Итак, высокий уровень национального дохода, который мы связываем с решением множества экономических и социальных проблем, сам по себе оказывается крайне серьезной проблемой. Поскольку высокий доход означает большие сбережения и поскольку эти сбережения не будут полностью компенсироваться инвестициями, экономика не сможет сохранить высокий уровень дохода и занятости, - при условии, что этот высокий уровень вообще достижим, - если этому не поможет фискальная политика. Следует отметить, что пусть частично, но эта теория завоевала поддержку общественного мнения, особенно со стороны бизнеса. Нет ничего более понятного, чем суждение, согласно которому все будет хорошо, если только заставить людей "полностью использовать их доходы" или если только мы сможем "обеспечить достаточный потребительский спрос".

Представляет определенный интерес вопрос о том, почему просвещенный человек, интересы которого явно не связаны с какой-либо политической программой, предполагающей расширение государственных расходов или выравнивание доходов, тем не менее проявляет внимание к этой теме. Мышление коммивояжеров, присущее этой стране, а также двадцатилетний опыт, предшествующий войне, - вот все объяснение, которое я могу дать тому удивительному факту, что данная теория просто не осмеяна в силу ее полной несостоятельности.

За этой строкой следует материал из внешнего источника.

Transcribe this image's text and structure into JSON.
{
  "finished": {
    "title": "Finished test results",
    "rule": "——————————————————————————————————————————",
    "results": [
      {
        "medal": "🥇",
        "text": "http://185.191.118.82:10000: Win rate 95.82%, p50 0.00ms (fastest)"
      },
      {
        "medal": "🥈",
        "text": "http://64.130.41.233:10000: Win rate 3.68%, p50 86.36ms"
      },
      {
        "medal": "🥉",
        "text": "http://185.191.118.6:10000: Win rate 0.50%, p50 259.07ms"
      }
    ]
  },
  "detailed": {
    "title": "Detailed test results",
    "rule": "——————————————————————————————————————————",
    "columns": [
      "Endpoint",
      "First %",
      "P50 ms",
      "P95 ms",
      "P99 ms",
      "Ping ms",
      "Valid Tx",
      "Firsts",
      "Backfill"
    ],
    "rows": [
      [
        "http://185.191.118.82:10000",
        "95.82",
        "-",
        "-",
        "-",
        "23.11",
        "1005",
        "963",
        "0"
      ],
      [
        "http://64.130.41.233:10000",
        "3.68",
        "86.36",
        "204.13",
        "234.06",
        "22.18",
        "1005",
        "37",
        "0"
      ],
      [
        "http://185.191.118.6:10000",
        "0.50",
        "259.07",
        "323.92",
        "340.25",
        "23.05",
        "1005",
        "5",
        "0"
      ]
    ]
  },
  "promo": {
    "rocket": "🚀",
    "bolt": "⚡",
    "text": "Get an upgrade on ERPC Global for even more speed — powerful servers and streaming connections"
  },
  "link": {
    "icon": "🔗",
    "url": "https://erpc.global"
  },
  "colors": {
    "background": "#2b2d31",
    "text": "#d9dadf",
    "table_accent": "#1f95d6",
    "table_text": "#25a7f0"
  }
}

Те оппоненты теории стагнации, которые стремятся доказать, что валовой национальный продукт и, следовательно, доход будет ниже, а инвестиционные возможности - выше, чем это предполагают сторонники данной теории, оптимистичные в первом случае и пессимистичные - во втором, упускают главное. Правда, в их аргументации много справедливого. В частности, можно подчеркнуть, что в 1830 г. никто не предвидел или не мог предвидеть спрос па капитал эры железных дорог или 50 лет спустя - спрос на капитал эры электричества. И все же решающий аргумент гораздо проще всех прочих.

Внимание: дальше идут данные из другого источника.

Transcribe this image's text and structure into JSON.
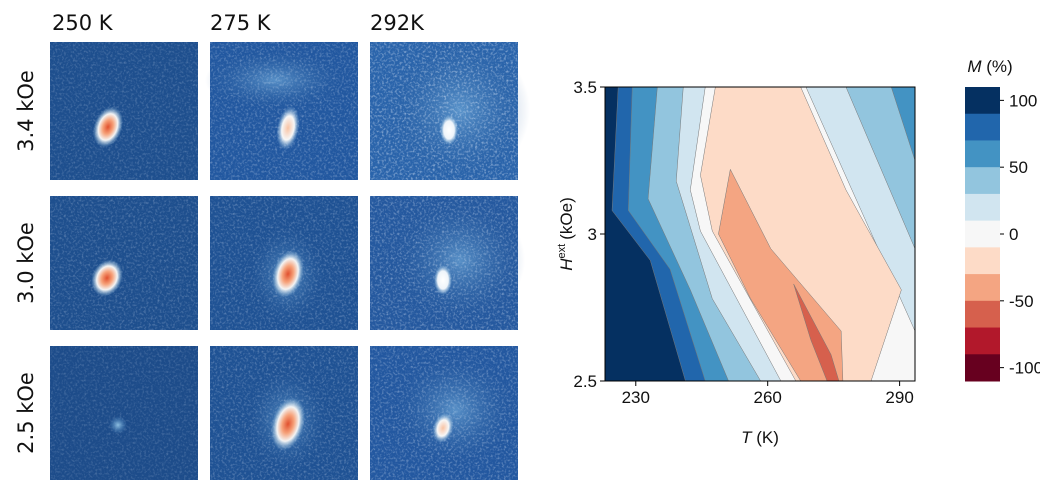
{
  "images": {
    "columns": [
      "250 K",
      "275 K",
      "292K"
    ],
    "rows": [
      "3.4 kOe",
      "3.0 kOe",
      "2.5 kOe"
    ]
  },
  "chart_data": {
    "type": "contour",
    "xlabel": {
      "symbol": "T",
      "unit": "(K)"
    },
    "ylabel": {
      "symbol": "H",
      "superscript": "ext",
      "unit": "(kOe)"
    },
    "xlim": [
      223,
      293.5
    ],
    "xticks": [
      230,
      260,
      290
    ],
    "ylim": [
      2.5,
      3.5
    ],
    "yticks": [
      2.5,
      3,
      3.5
    ],
    "colorbar": {
      "symbol": "M",
      "unit": "(%)",
      "lim": [
        -110,
        110
      ],
      "ticks": [
        100,
        50,
        0,
        -50,
        -100
      ],
      "levels": [
        100,
        80,
        60,
        40,
        20,
        0,
        -20,
        -40,
        -60,
        -80,
        -100
      ],
      "colors": [
        "#053061",
        "#2166ac",
        "#4393c3",
        "#92c5de",
        "#d1e5f0",
        "#f7f7f7",
        "#fddbc7",
        "#f4a582",
        "#d6604d",
        "#b2182b",
        "#67001f"
      ]
    },
    "regions": [
      {
        "level": 100,
        "points": [
          [
            223,
            3.5
          ],
          [
            293.5,
            3.5
          ],
          [
            293.5,
            2.5
          ],
          [
            223,
            2.5
          ]
        ]
      },
      {
        "level": 80,
        "points": [
          [
            226,
            3.5
          ],
          [
            293.5,
            3.5
          ],
          [
            293.5,
            2.5
          ],
          [
            241.3,
            2.5
          ],
          [
            233.3,
            2.91
          ],
          [
            224.6,
            3.08
          ]
        ]
      },
      {
        "level": 60,
        "points": [
          [
            229.2,
            3.5
          ],
          [
            293.5,
            3.5
          ],
          [
            293.5,
            2.5
          ],
          [
            245.8,
            2.5
          ],
          [
            237.8,
            2.88
          ],
          [
            228.3,
            3.08
          ]
        ]
      },
      {
        "level": 40,
        "points": [
          [
            234.9,
            3.5
          ],
          [
            288.1,
            3.5
          ],
          [
            293.5,
            3.25
          ],
          [
            293.5,
            2.5
          ],
          [
            251.1,
            2.5
          ],
          [
            242.4,
            2.81
          ],
          [
            232.8,
            3.12
          ]
        ]
      },
      {
        "level": 20,
        "points": [
          [
            240.8,
            3.5
          ],
          [
            277.8,
            3.5
          ],
          [
            293.5,
            2.95
          ],
          [
            293.5,
            2.5
          ],
          [
            258.4,
            2.5
          ],
          [
            247.4,
            2.78
          ],
          [
            239.2,
            3.18
          ]
        ]
      },
      {
        "level": 0,
        "points": [
          [
            245.8,
            3.5
          ],
          [
            268.7,
            3.5
          ],
          [
            293.5,
            2.67
          ],
          [
            293.5,
            2.5
          ],
          [
            263,
            2.5
          ],
          [
            244.7,
            3.01
          ],
          [
            242.4,
            3.15
          ]
        ]
      },
      {
        "level": -20,
        "points": [
          [
            248.1,
            3.5
          ],
          [
            267.5,
            3.5
          ],
          [
            277.8,
            3.15
          ],
          [
            290.4,
            2.81
          ],
          [
            283.5,
            2.5
          ],
          [
            266.4,
            2.5
          ],
          [
            247.4,
            3.01
          ],
          [
            244.7,
            3.2
          ]
        ]
      },
      {
        "level": -40,
        "points": [
          [
            248.8,
            3.0
          ],
          [
            251.5,
            3.22
          ],
          [
            260.7,
            2.95
          ],
          [
            276.7,
            2.67
          ],
          [
            277.1,
            2.5
          ],
          [
            267.5,
            2.5
          ],
          [
            256.1,
            2.78
          ]
        ]
      },
      {
        "level": -60,
        "points": [
          [
            265.9,
            2.83
          ],
          [
            274.4,
            2.59
          ],
          [
            276.2,
            2.5
          ],
          [
            273.5,
            2.5
          ],
          [
            269.8,
            2.64
          ]
        ]
      }
    ]
  }
}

Теория стагнации покоится на постулате, согласно которому индивид сберегает в соответствии с устойчивым психологическим законом [Этот психологический закон говорит, что расходы общества на потребление С (а следовательно, и величина сбережений S, которую оно желает иметь) зависят от национального дохода Y, причем таким образом, что когда Y увеличивается на dУ, С возрастает на dС < dY, или dC/dY < 1. Таково существо Кейнсианской гипотезы, известной под названием потребительской функции. Но сам Кейнс иногда, а его последователи довольно часто использовали более строгую предпосылку, согласно которой по мере роста дохода процентная доля сбережений возрастает. Нас здесь интересует только основная гипотеза. Следует, однако, заметить, что называть ее психологическим законом неверно. Психологический закон в применении к экономической теории-это звучит в лучшем случае сомнительно. Однако указанная предпосылка в той же степени не заслуживает этого наименования, как и, например, предположение о том, что интенсивность нашего желания получить еще один ломоть хлеба снижается по мере того, как мы съедаем все большее количество ломтей.], независимо от наличия или отсутствия инвестиционных возможностей. Очевидно, что это нельзя назвать нормальным случаем. Обычно люди сберегают в ожидании некоторого дохода в денежной форме или в форме услуг каких-то "инвестиционных благ". Дело не только в том, что основная часть индивидуальных сбережений - и, конечно, практически все сбережения бизнеса, которые составляют большую часть сбережений, - осуществляется с намерением куда-то их инвестировать. Как правило, решение инвестировать и очень часто сам акт инвестирования предшествуют сбережению. Даже в случаях, когда человек сберегает, не имея определенных инвестиционных намерений, любое промедление в принятии инвестиционного решения наказывается потерей дохода в течение этого периода. Отсюда, по-видимому, следует, что, во-первых, пока люди не видят инвестиционных возможностей, они обычно и не сберегают, и потому в период, когда исчезают инвестиционные возможности, исчезают и сбережения; и, во-вторых, всякий раз, когда мы видим, что люди обнаруживают "предпочтение ликвидности" (стремление к тезаврации), т.е. желание сберегать, не желая при этом инвестировать, то это следует объяснять особыми причинами, а не каким-то психологическим законом, постулируемым ad hoc.